Barnum solía ubicar una banda de músicos sobre un balcón que daba a la calle, bajo un enorme cartel que proclamaba: «Música gratuita para millones». «Cuánta generosidad», pensaban los neoyorquinos mientras se congregaban para escuchar los conciertos gratuitos. Pero Barnum se esforzó por contratar los peores músicos que pudo encontrar, de modo que a poco de que la banda ejecutara los primeros compases, la gente se apresuraba a comprar entradas para el museo, donde estarían a salvo del ruido de la banda y de la multitud que la abucheaba.
Una de las primeras curiosidades con las que Barnum recorrió el país fue Joice Heth, una mujer que, según Barnum, tenía 161 años de edad y había sido el ama de leche de George Washington. Alcabo de varios meses, el público comenzó a ralear y Barnum envió una carta anónima a los diarios, en la que afirmaba que Heth era un fraude. «Joice Heth —afirmaba la carta— no es un ser humano sino un autómata, construido con huesos de ballena, goma y gran cantidad de resortes». Quienes antes no se habían molestado en ver a Heth de inmediato se sintieron picados por la curiosidad, y quienes ya la habían visto pagaron por verla de nuevo para comprobar si era cierto el rumor de que se tratabade un robot.
En 1842 Barnum compró un esqueleto de una supuesta sirena. Esta criatura se parecía a un mono con cuerpo de pez, pero la cabeza y el cuerpo estaban perfectamente unidos, lo cual constituía una verdadera maravilla. Tras algunas investigaciones, Barnum comprobó que el extraño ser había sido armado en Japón, donde el fraude había causado gran revuelo.

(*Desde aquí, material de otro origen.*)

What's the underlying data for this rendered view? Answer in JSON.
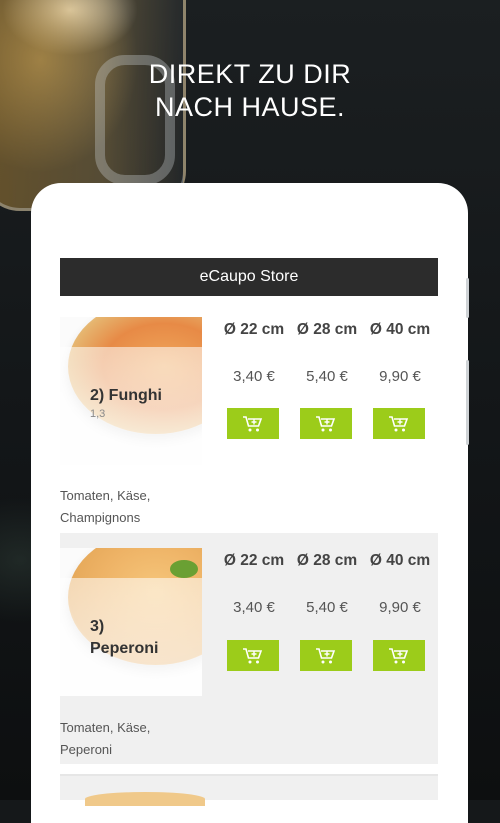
{
  "hero": {
    "line1": "DIREKT ZU DIR",
    "line2": "NACH HAUSE."
  },
  "store": {
    "title": "eCaupo Store"
  },
  "colors": {
    "accent": "#9ccc1a",
    "header": "#2c2c2c"
  },
  "products": [
    {
      "name": "2) Funghi",
      "code": "1,3",
      "sizes": [
        "Ø 22 cm",
        "Ø 28 cm",
        "Ø 40 cm"
      ],
      "prices": [
        "3,40 €",
        "5,40 €",
        "9,90 €"
      ],
      "desc_line1": "Tomaten, Käse,",
      "desc_line2": "Champignons",
      "icon": "add-to-cart-icon"
    },
    {
      "name_line1": "3)",
      "name_line2": "Peperoni",
      "sizes": [
        "Ø 22 cm",
        "Ø 28 cm",
        "Ø 40 cm"
      ],
      "prices": [
        "3,40 €",
        "5,40 €",
        "9,90 €"
      ],
      "desc_line1": "Tomaten, Käse,",
      "desc_line2": "Peperoni",
      "icon": "add-to-cart-icon"
    }
  ]
}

A pesar de conocer la verdad, Barnum publicó artículos en los diarios de todo el país, para anunciar la captura de una sirena en las Islas Fiji. También suministró a los diarios xilo grabados y pinturas que representaban sirenas. Cuando al fin exhibió el espécimen en su museo, ya se había desatado una polémica nacional sobre la existencia de tales seres mitológicos. Algunos meses antes de la campaña de Barnum, a nadie le importaba si las sirenas existían o no, o qué eran. No obstante de pronto todo el mundo comenzó a hablar de las sirenas como si fuesen reales. Las multitudes afluyeron en cantidades que marcaban todo un récord, para ver a la Sirena de las islas Fiji y escuchar los debates sobre el tema.

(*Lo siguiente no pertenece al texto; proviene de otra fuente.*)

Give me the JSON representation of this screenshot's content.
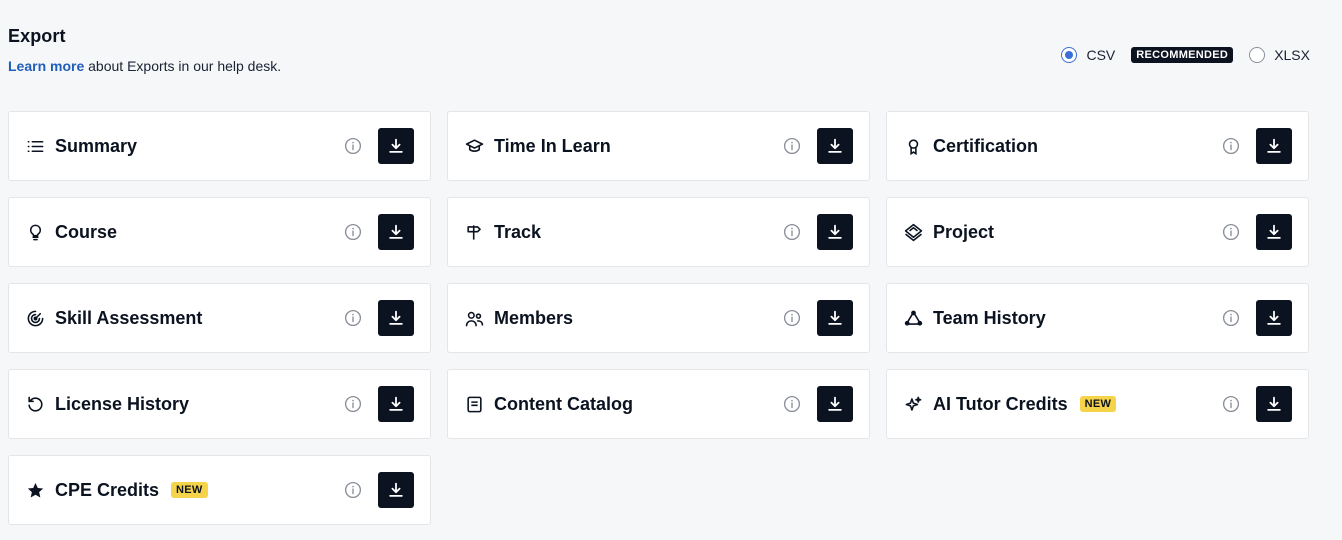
{
  "header": {
    "title": "Export",
    "learn_more": "Learn more",
    "subtitle_rest": " about Exports in our help desk."
  },
  "format": {
    "csv_label": "CSV",
    "recommended_badge": "RECOMMENDED",
    "xlsx_label": "XLSX",
    "selected": "CSV"
  },
  "cards": [
    {
      "label": "Summary",
      "icon": "list-icon",
      "badge": ""
    },
    {
      "label": "Time In Learn",
      "icon": "graduation-cap-icon",
      "badge": ""
    },
    {
      "label": "Certification",
      "icon": "award-icon",
      "badge": ""
    },
    {
      "label": "Course",
      "icon": "lightbulb-icon",
      "badge": ""
    },
    {
      "label": "Track",
      "icon": "signpost-icon",
      "badge": ""
    },
    {
      "label": "Project",
      "icon": "layers-icon",
      "badge": ""
    },
    {
      "label": "Skill Assessment",
      "icon": "radar-icon",
      "badge": ""
    },
    {
      "label": "Members",
      "icon": "users-icon",
      "badge": ""
    },
    {
      "label": "Team History",
      "icon": "team-triangle-icon",
      "badge": ""
    },
    {
      "label": "License History",
      "icon": "history-icon",
      "badge": ""
    },
    {
      "label": "Content Catalog",
      "icon": "catalog-icon",
      "badge": ""
    },
    {
      "label": "AI Tutor Credits",
      "icon": "sparkles-icon",
      "badge": "NEW"
    },
    {
      "label": "CPE Credits",
      "icon": "star-icon",
      "badge": "NEW"
    }
  ],
  "colors": {
    "accent": "#1f5fb9",
    "dark": "#0b1220",
    "new_badge": "#f5d44a"
  }
}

Algunos años más tarde, Barnum realizó una gira por Europa con el general Tom Thumb, un enano de cinco años, oriundo de Connecticut, de quien Barnum afirmaba que era un niño inglés de once años de edad, al que él había entrenado para que hiciera varias proezas circenses. Durante aquella gira, el nombre de Barnum concitó tal atención del público que la reina Victoria, paradigma de sobriedad, exigió que llevaran al talentoso enano al palacio de Buckingham, para una audiencia privada. La prensa inglesa trató de poner en ridículo a Barnum, pero la reina Victoria se divirtió muchísimo con él y siguió respetándolo siempre.